The driving force behind Yellowstone’s long and explosive volcanic history may not be as deep as once thought. A new study suggests that instead of a plume of hot mantle that extends down to Earth’s core, the real culprit is a subducting tectonic plate that began sinking beneath North America hundreds of millions of years ago.
Computer simulations show that movement of broken-up remnants of the ancient Farallon Plate could be stirring the mantle in a way that fuels Yellowstone, researchers report December 18 in Nature Geoscience. “The fit is so good,” says study coauthor Lijun Liu, a geodynamicist at the University of Illinois at Urbana-Champaign.
The giant supervolcano now beneath Yellowstone National Park, located mostly in Wyoming, has a 17-million-year history — much of it on the move. In that time, the locus of volcanism has moved northeastward from southwestern Idaho to its current location, where it most recently explosively erupted about 640,000 years ago. These shifting eruptions have created a track of volcanic craters resembling those created by the hot spot that formed the Hawaiian island chain. As a result, scientists have long suspected that a deep plume of magma originating from the core-mantle boundary, similar to the one that fuels Hawaii’s volcanoes, is the source of Yellowstone’s fury.

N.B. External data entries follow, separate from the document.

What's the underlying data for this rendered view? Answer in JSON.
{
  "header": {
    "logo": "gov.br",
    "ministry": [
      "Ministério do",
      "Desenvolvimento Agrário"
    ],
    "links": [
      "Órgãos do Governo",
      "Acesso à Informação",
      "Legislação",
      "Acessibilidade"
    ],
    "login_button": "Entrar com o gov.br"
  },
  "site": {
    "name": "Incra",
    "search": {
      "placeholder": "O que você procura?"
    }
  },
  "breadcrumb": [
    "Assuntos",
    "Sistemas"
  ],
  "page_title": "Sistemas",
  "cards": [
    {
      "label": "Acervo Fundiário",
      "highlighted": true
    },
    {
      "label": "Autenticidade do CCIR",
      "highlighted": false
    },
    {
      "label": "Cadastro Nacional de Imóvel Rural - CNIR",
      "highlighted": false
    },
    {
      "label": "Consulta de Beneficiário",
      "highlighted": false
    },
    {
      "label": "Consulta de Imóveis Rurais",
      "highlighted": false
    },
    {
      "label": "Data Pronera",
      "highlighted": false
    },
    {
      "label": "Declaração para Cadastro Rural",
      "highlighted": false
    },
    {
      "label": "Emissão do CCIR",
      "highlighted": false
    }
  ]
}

But the nature of the Yellowstone plume has been the subject of debate. “Usually with plumes, we can trace them to the core-mantle boundary,” says Robert Porritt, a seismologist at the University of Texas at Austin, who was not involved in the new work. To “see” Earth’s structure, seismologists use a technique called seismic tomography, which maps the interior using seismic waves generated by earthquakes. Particularly hot or liquid parts of the mantle slow some seismic waves known as shear waves. Tomographic images of mantle plumes such as the one beneath Hawaii show a low-velocity region that extends all the way down to the boundary between mantle and core, about 2,900 kilometers below Earth’s surface. Such deep plumes are thought to be necessary to provide sufficient heat for the volcanism.